Emirdağlı Kadınlar, yün eğirir ve yünden çorap yaparak Kuvva-i Milliye'ye
gönderirler.
Bir gün Deli Battal, İncili Mahallesinde
bulunan bir eve giderek bir kalıp sabun ister, sabunu alınca evin karşısındaki
çeşmede ayağından çıkardığı topuğu yırtık çorabını ve öküz derisinden yapılmış
çarığını köpürterek iyice bir yıkar, çorap ve çarığını elline alarak yalın ayak
doğru Askerlik Şubesi binasına gider. Yolda bir ayağı dizinden aşağı kesilmiş
bir Balkan Savaşı gazisi: "Deli Battal, senin yalın ayakla gezmen bizim
şerefimize dokunur, yanıma gel de sana bir çift çarık vereyim." der ama
Deli Battal cevap bile vermeden yoluna devam eder.

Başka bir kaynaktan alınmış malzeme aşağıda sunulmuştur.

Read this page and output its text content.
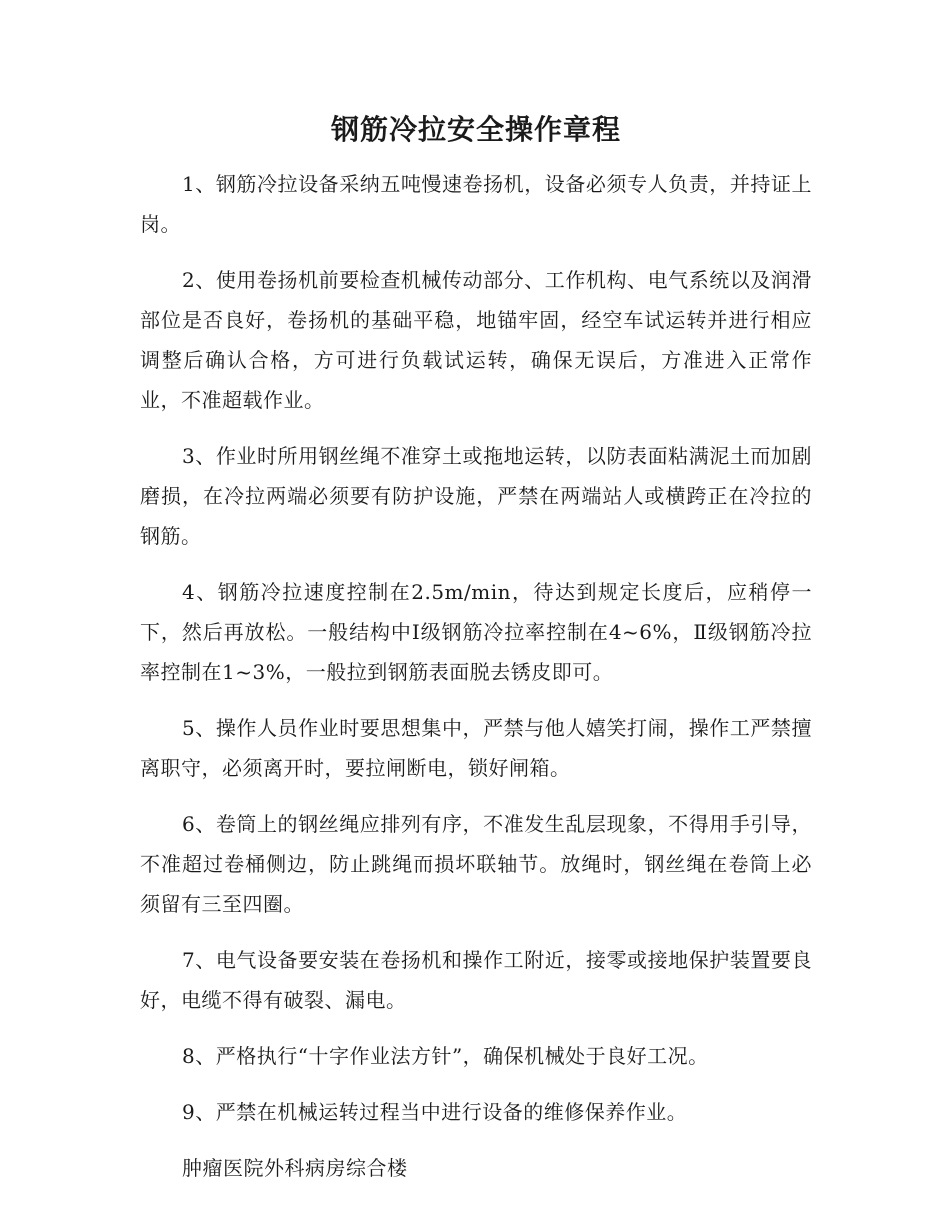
钢筋冷拉安全操作章程

1、钢筋冷拉设备采纳五吨慢速卷扬机，设备必须专人负责，并持证上岗。

2、使用卷扬机前要检查机械传动部分、工作机构、电气系统以及润滑部位是否良好，卷扬机的基础平稳，地锚牢固，经空车试运转并进行相应调整后确认合格，方可进行负载试运转，确保无误后，方准进入正常作业，不准超载作业。

3、作业时所用钢丝绳不准穿土或拖地运转，以防表面粘满泥土而加剧磨损，在冷拉两端必须要有防护设施，严禁在两端站人或横跨正在冷拉的钢筋。

4、钢筋冷拉速度控制在2.5m/min，待达到规定长度后，应稍停一下，然后再放松。一般结构中Ⅰ级钢筋冷拉率控制在4~6%，Ⅱ级钢筋冷拉率控制在1~3%，一般拉到钢筋表面脱去锈皮即可。

5、操作人员作业时要思想集中，严禁与他人嬉笑打闹，操作工严禁擅离职守，必须离开时，要拉闸断电，锁好闸箱。

6、卷筒上的钢丝绳应排列有序，不准发生乱层现象，不得用手引导，不准超过卷桶侧边，防止跳绳而损坏联轴节。放绳时，钢丝绳在卷筒上必须留有三至四圈。

7、电气设备要安装在卷扬机和操作工附近，接零或接地保护装置要良好，电缆不得有破裂、漏电。

8、严格执行“十字作业法方针”，确保机械处于良好工况。

9、严禁在机械运转过程当中进行设备的维修保养作业。

肿瘤医院外科病房综合楼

Askerlik Şubesi Binasına girerek kapalı
bir kapıyı çalarak içeri girer, o esnada Şube Reisi, Kaymakam, Jandarma
Komutanı ve Kuvva-i Milliye reisi gizli bir toplantı yapmaktadır, Deli Battal,
esas duruşa geçerek tekmil verir:
"Kuvva-i Milliye Karargahına Deli
Battal'dan selam olsun, Kuvva'cılar var olsun, Deli Battal hepinize kurban
olsun.. Duydum ki Mustafa Kemal'in askeri yalın ayakmış, çarığı da delikmiş,
Kuvva'cılara yardım için herkes bir şeyler yapıyor. Allah şahidimdir ki benim
malım mülküm yok. Size çoraplarımı getirdim,şimdi yıkadım, vallahi temizdir,
çorabımın topuğu azıcık deliktir ama çarığım sapa sağlamdır."
Deli battal, çorap ve çarığını teslim
ederken ağlamaktadır, göz yaşlarına hakim olamaz ve konuşmasına devam eder:
"Eskere alın desem, beni yazmayacağınızı biliyorum, Deli Battal'dan
Mustafa Kemal Paşa'ya selam olsun, gazanız mübarek olsun. Haydi bana
eyvallah." Deli Battal, odadan asker selamı vererek çıkar ve yalın ayak
sokaklarda dolaşmaya başlar. Yunan Ordusu Emirdağ'ı işgal edince Yunan
kuvvetlerini takip ederek öğrendiklerini ve gördüklerini gizlice Milli
Kuvvetlere bildirerek istihbarat elemanı olarak faaliyet gösterir. Türk Ordusu
1922 yılı Eylül ayının ilk günlerine Emirdağ'a girdiğinde Yunan Ordusunun gizli
silah depolarını komutanlara bildirir, Yunanlılar kaçarken Deli Battal'ı
yakalarlar ve kurşuna dizilerek şehit ederler.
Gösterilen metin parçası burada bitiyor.